In general, if we can guarantee that the first N of thousands of pages in the list will be the best of the remaining couple of millions, then the problem is solved, and to guarantee this is quite simple heuristic methods. Then for correct rebuilding of each barrel:
- remember which PR has changed a lot when recalculating
- we load the first N thousands from the list + a bit from the rest according to the PR criteria, page metrics and other heuristics
- there we load from the input data the necessary portion of the words of the current barrel
- only for selected pages we are already updating all the data to the correct, new ones - PR, metrics
- sorting hundreds of thousands of results, instead of a couple of tens of millions and already in memory
- we write the sorted, and the rest is simply copied from the previous index by removing duplicates
And of course, you need to have the “update entirely” function once a month or six months, for example, the index will be rebuilt all with the simplest direct algorithm.

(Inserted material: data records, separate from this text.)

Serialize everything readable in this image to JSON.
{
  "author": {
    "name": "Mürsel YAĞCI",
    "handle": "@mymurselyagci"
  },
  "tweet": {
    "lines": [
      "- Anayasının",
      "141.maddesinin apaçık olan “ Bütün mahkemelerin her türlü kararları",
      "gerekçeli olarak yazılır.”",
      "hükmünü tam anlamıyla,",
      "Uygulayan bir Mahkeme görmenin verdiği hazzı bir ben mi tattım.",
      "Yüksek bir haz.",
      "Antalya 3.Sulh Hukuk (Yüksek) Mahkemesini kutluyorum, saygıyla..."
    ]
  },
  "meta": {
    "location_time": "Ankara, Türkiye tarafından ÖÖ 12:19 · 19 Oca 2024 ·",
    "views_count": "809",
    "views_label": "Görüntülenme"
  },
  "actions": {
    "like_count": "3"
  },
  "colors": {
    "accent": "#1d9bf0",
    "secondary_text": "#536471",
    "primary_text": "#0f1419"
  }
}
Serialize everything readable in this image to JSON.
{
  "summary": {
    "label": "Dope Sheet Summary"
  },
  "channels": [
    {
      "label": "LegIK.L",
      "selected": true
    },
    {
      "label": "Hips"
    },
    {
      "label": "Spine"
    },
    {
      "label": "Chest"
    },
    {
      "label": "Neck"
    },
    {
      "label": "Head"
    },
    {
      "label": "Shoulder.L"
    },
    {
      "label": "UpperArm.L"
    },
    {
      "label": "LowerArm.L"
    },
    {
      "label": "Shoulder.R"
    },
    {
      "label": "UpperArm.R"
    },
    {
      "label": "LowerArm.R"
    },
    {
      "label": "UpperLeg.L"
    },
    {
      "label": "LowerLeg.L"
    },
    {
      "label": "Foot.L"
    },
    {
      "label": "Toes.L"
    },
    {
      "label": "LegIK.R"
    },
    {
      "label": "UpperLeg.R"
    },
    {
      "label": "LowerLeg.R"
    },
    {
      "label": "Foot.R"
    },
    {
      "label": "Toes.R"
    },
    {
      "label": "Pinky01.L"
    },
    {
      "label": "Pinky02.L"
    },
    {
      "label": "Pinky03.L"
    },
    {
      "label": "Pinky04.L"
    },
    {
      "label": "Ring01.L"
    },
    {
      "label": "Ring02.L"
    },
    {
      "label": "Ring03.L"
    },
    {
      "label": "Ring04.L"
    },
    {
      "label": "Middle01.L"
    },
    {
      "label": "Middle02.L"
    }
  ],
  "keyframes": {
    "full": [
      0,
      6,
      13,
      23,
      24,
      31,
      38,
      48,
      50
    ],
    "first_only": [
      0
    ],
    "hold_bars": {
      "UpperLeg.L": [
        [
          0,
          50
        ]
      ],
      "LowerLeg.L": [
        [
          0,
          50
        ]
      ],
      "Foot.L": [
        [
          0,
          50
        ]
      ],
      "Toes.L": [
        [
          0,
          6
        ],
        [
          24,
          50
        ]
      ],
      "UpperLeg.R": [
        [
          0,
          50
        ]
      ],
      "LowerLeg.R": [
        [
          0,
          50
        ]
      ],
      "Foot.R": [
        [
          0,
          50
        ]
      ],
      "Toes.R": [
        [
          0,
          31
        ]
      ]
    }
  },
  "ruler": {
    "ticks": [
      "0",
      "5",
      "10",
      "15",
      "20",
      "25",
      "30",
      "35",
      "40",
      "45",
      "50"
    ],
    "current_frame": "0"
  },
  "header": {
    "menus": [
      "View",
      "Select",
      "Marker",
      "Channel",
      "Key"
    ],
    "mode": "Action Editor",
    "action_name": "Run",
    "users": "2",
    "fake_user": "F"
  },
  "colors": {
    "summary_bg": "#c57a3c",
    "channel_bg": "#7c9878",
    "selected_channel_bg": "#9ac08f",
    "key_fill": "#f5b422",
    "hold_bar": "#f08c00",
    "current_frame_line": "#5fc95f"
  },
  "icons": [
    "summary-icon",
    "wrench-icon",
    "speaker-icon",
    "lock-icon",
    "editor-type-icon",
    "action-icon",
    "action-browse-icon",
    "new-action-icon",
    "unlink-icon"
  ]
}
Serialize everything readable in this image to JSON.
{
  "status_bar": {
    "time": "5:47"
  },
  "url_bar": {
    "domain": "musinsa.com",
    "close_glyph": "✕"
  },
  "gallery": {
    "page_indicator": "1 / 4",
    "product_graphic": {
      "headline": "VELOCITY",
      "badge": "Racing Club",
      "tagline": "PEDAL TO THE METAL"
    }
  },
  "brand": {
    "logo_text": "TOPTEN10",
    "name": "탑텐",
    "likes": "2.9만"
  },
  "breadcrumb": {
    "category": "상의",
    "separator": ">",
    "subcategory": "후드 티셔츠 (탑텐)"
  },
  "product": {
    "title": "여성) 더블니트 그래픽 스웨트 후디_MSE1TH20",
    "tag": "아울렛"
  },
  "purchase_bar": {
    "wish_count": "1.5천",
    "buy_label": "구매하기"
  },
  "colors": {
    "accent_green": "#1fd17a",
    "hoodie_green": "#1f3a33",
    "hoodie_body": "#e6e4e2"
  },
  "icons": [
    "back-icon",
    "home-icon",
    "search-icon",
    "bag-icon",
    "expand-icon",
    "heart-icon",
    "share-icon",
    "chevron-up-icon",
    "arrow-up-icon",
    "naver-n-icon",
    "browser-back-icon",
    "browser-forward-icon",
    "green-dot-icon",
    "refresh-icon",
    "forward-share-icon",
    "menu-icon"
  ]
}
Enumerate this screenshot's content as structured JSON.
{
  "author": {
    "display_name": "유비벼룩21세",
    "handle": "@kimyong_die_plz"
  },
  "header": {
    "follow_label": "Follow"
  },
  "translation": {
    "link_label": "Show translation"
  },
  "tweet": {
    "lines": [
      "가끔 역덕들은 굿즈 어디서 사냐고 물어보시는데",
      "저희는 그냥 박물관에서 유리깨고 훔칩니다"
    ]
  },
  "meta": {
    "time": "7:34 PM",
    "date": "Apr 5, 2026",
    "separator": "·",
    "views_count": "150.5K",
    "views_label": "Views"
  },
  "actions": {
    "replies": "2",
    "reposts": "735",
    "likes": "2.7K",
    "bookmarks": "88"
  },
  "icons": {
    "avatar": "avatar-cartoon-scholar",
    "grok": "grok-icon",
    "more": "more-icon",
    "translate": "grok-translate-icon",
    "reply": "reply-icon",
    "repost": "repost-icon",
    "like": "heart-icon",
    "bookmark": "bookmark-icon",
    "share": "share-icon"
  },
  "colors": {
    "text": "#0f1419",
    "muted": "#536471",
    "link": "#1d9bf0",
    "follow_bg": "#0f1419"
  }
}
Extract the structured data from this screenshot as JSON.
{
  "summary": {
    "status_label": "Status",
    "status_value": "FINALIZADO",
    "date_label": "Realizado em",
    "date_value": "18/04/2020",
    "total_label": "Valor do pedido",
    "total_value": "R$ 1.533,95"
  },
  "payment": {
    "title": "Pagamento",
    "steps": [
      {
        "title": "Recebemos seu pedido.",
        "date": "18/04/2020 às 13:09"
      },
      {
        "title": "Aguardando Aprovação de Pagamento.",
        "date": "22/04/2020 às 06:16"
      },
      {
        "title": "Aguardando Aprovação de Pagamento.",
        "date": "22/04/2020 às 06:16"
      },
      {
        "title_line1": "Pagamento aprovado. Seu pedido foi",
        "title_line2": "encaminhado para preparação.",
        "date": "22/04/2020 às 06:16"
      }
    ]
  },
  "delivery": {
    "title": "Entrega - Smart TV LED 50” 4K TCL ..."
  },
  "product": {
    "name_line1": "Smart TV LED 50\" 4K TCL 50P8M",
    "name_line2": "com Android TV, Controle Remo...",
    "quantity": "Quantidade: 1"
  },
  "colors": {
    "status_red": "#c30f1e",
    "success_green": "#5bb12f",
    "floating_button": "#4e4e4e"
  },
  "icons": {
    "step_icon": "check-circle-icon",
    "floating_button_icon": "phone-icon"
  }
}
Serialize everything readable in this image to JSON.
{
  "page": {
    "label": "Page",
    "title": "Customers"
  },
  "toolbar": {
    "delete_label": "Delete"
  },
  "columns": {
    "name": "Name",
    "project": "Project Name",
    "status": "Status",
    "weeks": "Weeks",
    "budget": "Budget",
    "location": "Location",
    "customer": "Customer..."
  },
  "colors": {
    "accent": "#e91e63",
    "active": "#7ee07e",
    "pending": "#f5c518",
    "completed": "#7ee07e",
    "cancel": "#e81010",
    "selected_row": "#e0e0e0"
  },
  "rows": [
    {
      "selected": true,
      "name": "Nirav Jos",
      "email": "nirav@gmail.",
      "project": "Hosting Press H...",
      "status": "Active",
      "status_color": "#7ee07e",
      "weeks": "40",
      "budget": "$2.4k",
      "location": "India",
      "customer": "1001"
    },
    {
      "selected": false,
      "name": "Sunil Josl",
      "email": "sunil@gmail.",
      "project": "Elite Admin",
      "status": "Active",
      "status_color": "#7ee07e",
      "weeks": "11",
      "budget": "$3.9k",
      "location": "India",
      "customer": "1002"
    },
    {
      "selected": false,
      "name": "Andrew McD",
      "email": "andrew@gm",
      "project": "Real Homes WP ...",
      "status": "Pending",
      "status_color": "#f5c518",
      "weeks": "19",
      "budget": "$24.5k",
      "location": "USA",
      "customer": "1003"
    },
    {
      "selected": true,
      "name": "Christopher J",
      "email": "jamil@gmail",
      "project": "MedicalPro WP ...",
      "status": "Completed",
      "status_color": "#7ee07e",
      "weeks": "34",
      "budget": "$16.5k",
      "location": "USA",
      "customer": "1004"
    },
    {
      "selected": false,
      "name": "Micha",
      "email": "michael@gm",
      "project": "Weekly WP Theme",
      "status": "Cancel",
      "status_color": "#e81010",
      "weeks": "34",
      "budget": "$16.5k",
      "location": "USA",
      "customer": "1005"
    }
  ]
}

It is clear that even this amount of work applied to 3 million words and numbers used average is not easy, but compared with a complete rebuilding, the gain is significant: you don’t need to sort on the disk, you don’t need to load external metrics, PR and other parameters - because also can not cache everything in memory.
It's funny that the iterative rebuilding method gives you many times more performance than the simplest construction of the inverse index from the direct one. Of course, some search engines manage to do it fairly quickly on a fairly powerful hardware, but this is still not the best approach, even though the most correct one. It’s just that the number of long inserts in the inverse index reduces all advantages to nothing, and in the storage structures known to me either the insertion speed or the sequential read speed suffers.